Bleta ve Adrian içeceklerini tokuşturdular. Karşılıklı birbirlerinin gözlerine bakıyorlardı. Bleta, tüm ihtişamıyla gülümserken Adrian ise ona eşlik etmekten kendisini alamayacak dereceye gelmişti. O da gülümsüyordu. Adrian, orada Bleta ile olmaktan son derece keyifliydi. An itibariyle keyifli bir iç huzura sahipti. İç sezileri ona Bleta'yı daha da yakından tanıması gerektiğini fısıldıyordu. Arada bir çevresine göz gezdiriyor, arada da karşısında manken gibi duran kadına bakıyordu. Bir an için bütün çevredekilerin onların masasını izlediği hayaline kapıldı. 'Aman Tanrım! Şu adamı görüyor musun? Çalışmaktan saçları ağırmış, idealist birisi belli! Oysa ki karşısındaki kıza da bir bakın! Evet, evet Thomas doğruyu söylüyorsun kapmış kızın en havalısını!'
Çevredekilerin muhtemel ne diyeceklerini birer birer hayal olarak gözünün önüne getirdikten sonra heyecan içinde Bleta'ya sorular sormaya başladı Adrian.
"Ekibinizde en iyi anlaştığınız kişi kim Bleta hanım?"
"İşime en çok gelen, en iyi anlaştığım kişidir."
Bu cevap karşısında tatmin olduğu belli olan Adrian ruh ikizini bulmuş gibi hissediyordu.

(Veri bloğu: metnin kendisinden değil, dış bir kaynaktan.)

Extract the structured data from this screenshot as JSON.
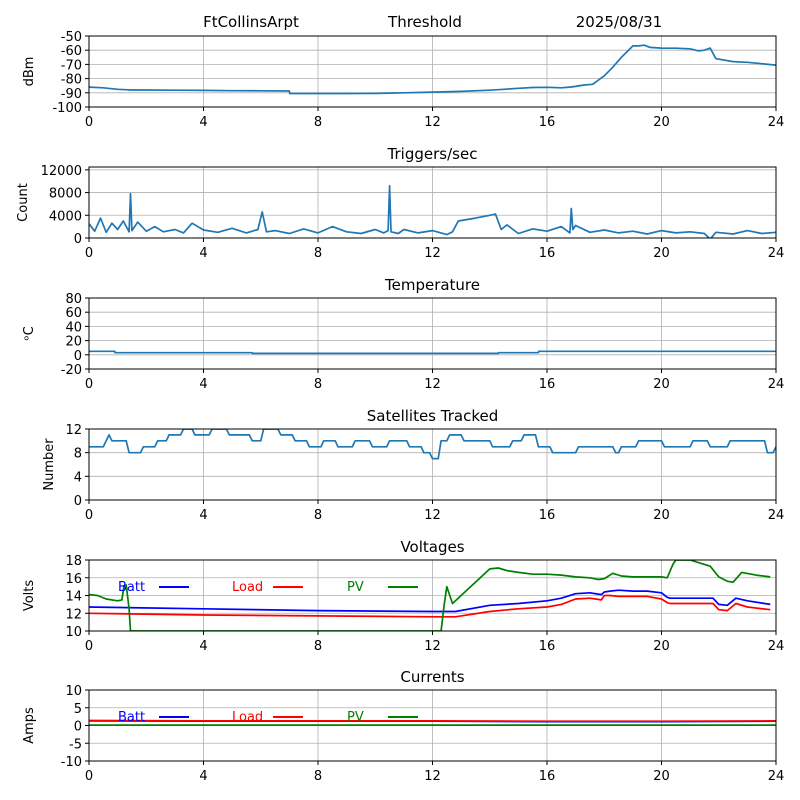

Bleta'nın gözlerinin içine ne zaman baksa Area-51'de çalışmaya başladığı ilk zamanları hatırlıyor, içini çekip duruyordu. Toydu o zamanlar, tıpkı şu anki Bleta gibi. Dengeleri anlamaya çalışıyordu. Pragmatistti. Bu da tıpkı Bleta'ya benziyordu. Onda uyanan bu hisler arkadaşlık ilişkisinden daha çok başka bir şeye benziyor gibiydi. Sanki kıvılcımı her an parlayacak bir aşk fırtınasının tam da yanı başında duruyor gibiydi. Bir rüzgar çıksa, o kıvılcım ateşe dönüşürdü. Altında kalıp boğulan şüphesiz Adrian olurdu. Kim bilir? Ya da olmazdı.....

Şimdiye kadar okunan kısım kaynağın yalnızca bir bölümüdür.